Copyright 2015 Megan Tayte

 

All rights reserved. No part
of this book may be reproduced, distributed, transmitted or stored in an
information retrieval system in any form or by any means (other than for
purposes of review), without the express permission of the author given in
writing. The right of Megan Tayte to be identified as the author of this work
has been asserted by her in accordance with the Copyright, Designs and Patents
Act 1988.

 

To contact the author, visit
www.megantayte.com.

 

For Pearl, who always
believed.

WILD BLUE YONDER

 

Unless you can
muse in a crowd all day
On the absent face that fixed you;
Unless you can love, as the angels may,
With the breadth of heaven betwixt you;
Unless you can dream that his faith is fast,
Through behoving and unbehoving;
Unless you can die when the dream is past –
Oh, never call it loving!

– Elizabeth Barrett
Browning

1: LIMBO

 

‘Earth’s crammed with heaven,’ wrote poet Elizabeth Barrett
Browning. What if she was right? What if heaven really was a place on earth?
Not bad, I’d say, if it was home to every person I loved in the world, and a
decent coffee house, and a bookshop, and a cinema, and a cove in which to surf.
I’d live out eternity in that heaven. But if heaven was simply a tiny island in
the ocean without so much as a telephone or a chocolate supply, then… then I’d
say, ‘Oh, hell.’

So I’ll say it now: ‘Oh,
hell
.’

The worst thing about dying, other than the pain and the
agonising goodbyes, is that you don’t know what to expect after the event, and
the unknown is pretty frightening. So being a bookish kind of person, when I
found out I was dying, I looked up ‘heaven’ in the dictionary, and this is what
I read:

Heaven (noun):

1. The realm beyond death: the dwelling place of God, His
angels and the blessed dead.

2. A place or condition of utmost happiness.

Before I died, this definition sounded reasonable.
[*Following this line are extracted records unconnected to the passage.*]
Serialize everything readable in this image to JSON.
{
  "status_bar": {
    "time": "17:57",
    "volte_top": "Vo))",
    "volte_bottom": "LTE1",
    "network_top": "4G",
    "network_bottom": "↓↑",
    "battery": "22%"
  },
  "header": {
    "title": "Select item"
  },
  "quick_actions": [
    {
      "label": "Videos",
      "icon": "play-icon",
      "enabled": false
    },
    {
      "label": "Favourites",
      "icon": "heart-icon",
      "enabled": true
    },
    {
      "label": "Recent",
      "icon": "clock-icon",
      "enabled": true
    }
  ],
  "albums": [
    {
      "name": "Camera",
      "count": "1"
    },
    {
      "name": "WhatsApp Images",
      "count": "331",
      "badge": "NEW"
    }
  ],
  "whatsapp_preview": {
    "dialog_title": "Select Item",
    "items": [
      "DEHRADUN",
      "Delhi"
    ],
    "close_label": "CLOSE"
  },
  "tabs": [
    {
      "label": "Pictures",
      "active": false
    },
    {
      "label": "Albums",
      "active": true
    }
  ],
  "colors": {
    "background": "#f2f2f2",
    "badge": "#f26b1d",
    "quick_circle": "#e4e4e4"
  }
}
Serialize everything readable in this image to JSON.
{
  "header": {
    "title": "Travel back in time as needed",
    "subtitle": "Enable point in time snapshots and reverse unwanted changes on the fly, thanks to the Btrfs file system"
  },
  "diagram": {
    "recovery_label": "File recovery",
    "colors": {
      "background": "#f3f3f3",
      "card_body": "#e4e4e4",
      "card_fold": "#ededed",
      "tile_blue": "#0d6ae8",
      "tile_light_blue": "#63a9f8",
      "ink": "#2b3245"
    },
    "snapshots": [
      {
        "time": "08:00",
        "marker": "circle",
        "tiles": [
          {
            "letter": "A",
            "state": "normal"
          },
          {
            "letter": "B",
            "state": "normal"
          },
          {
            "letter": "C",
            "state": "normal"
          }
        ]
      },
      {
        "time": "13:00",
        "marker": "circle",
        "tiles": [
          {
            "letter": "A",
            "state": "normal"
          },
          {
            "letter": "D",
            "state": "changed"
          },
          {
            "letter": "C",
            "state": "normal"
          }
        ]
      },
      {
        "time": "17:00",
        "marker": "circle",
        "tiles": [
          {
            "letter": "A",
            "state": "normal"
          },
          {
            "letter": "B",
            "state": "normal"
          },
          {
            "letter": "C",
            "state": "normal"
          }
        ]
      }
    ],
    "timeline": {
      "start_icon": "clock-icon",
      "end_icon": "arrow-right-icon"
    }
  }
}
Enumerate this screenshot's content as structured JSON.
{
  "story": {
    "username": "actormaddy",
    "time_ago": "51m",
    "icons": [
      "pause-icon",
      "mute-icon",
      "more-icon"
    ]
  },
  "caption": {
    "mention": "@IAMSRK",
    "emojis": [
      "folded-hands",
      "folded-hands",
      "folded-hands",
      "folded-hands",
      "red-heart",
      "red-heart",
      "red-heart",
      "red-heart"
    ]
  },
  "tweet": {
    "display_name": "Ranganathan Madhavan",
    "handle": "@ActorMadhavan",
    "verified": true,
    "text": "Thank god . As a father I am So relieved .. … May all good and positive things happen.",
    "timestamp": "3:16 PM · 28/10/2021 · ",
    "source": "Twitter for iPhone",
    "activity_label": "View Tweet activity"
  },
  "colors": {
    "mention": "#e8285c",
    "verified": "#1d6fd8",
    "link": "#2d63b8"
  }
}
Yes,
dying was going to suck, because I’d be parted from my boyfriend, Luke, and my
best friend, Cara, and my mother, Elizabeth, and I’d no longer live in the
cottage on the cliff in the little cove in Devon I’d come to love. But at least
I was going to a better place, I told myself in the odd moment I managed not to
think about all I was losing.

But
after
I died, I could quite happily have hunted
down the dictionary compiler and done him damage with the massive tome. Because
my heaven didn’t quite live up to expectations.

First of all, God. In the place in which I found myself
beyond death, the god wasn’t the kindly faced old bloke with the beard and the
white hair and the brown sandals and the sheet-type frock on the cover of my
old children’s Bible.
He
wasn’t even a he. My heaven was ruled by a
woman with daggers in her smile, her frock was more tailored sheath and her
sandals were of the high and strappy variety.

The angels bit was a little closer to the mark. My
companions did, after all, have power over life and death. But other than their
healing hands, the Ceruleans were regular people – no halo or feathery wing in
sight.

As for the blessed dead, well, in this heaven there was only
me who met the ‘dead’ criteria, and I didn’t feel very blessed… because I was
not
finding this place one of utmost happiness. Don’t get me wrong, Cerulea was
beautiful, and everyone was very kind to me, especially Jude, the guy who
brought me here. And while not on a par with chocolate, the sugar-free vanilla
biscuits the kitchen served up were pretty decent.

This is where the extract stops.